In CO-03, The Welcome Party and WelcomePAC partnered with Citizen Data and cross-partisan allies to conduct polling and voter modeling, conducted an extensive RCT in the primary targeting voters not enrolled in a party without a primary vote history (Colorado’s independents only got the ability to vote in primaries in 2018), and ahead of the general election identified anti-Boebert GOP primary voters. Frisch narrowly won the primary and, after losing the GOP primary, state Senator Don Coram (R) went on to endorse Frisch.
In CA-41, WelcomePAC polling with Applecart (featured on MSNBC) showed a path to victory for Rollins (detailed here). Independent state legislator Chad Mayes, the former GOP leader, endorsed Rollins — featured in this WelcomePAC ad and mail. Rollins’ closing argument focused on core cross-partisan themes: his background working for Gov. Schwarzenegger and cutting taxes (WelcomePAC ad here, Rollins ad here).
More, Bigger Bets on Sexy Centrists in Volatile Districts
CA-41 and CO-03 have not been called. But they already answer the question posed in this Boston Globe feature on the WelcomePAC model: What the Hell Are We Doing?
What message did these over-performing Democrats close with? Rollins called for “a new generation of moderates” and touting his work for a Republican governor. Frisch ran as explicitly distinct from the Democratic brand — aided by a primary contest contrasting him with a far-left candidate — allowing Boebert’s extremism to stick out (and consistent with our polling with Citizen Data on the path).

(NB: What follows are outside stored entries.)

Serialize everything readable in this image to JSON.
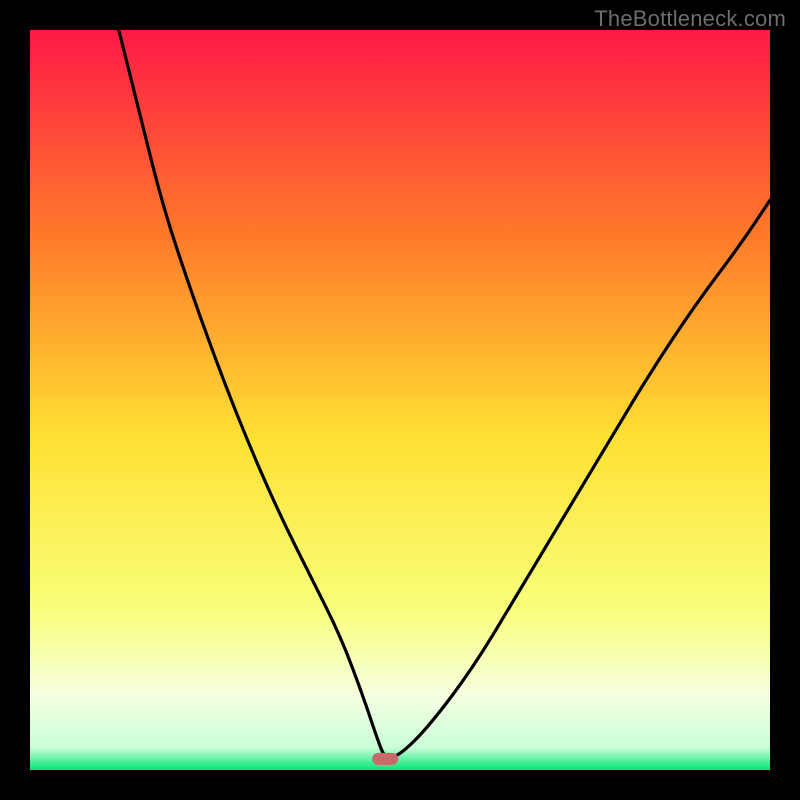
{
  "watermark": "TheBottleneck.com",
  "chart_data": {
    "type": "line",
    "title": "",
    "xlabel": "",
    "ylabel": "",
    "xlim": [
      0,
      100
    ],
    "ylim": [
      0,
      100
    ],
    "gradient_colors": {
      "top": "#ff1a47",
      "upper_mid": "#ff7a2a",
      "mid": "#ffe033",
      "lower_mid": "#f9ff7a",
      "pale": "#f6ffe0",
      "bottom": "#00e676"
    },
    "marker": {
      "x": 48,
      "y": 1.5,
      "color": "#c96a6a"
    },
    "series": [
      {
        "name": "curve",
        "x": [
          12,
          15,
          18,
          22,
          26,
          30,
          34,
          38,
          42,
          45,
          47,
          48,
          50,
          54,
          60,
          66,
          72,
          78,
          84,
          90,
          96,
          100
        ],
        "y": [
          100,
          88,
          76,
          64,
          53,
          43,
          34,
          26,
          18,
          10,
          4,
          1.5,
          2,
          6,
          14,
          24,
          34,
          44,
          54,
          63,
          71,
          77
        ]
      }
    ]
  }
}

Yesterday’s pre-election Midterm Pre-Mortem CliffsNotes detailed what’s required to compete: invest in candidates who overcome the party brand.
We laid out the problem last year in our initial Conceding Democracy report that highlighted Alaska (Dems flipped), CO-03 (Dem leading), and CA-41 (Dem leading). The solution is clear for our fractured pro-democracy team —the empathetic pragmatists, the popularists, the moderates, the Never Trumpers, the democracy reformers. It’s time to organize the middle, not just advertise it or debate with the far-left. The 2024 election cycle starts today.
Time to bet bigger on volatility with big-tent Democratic candidates.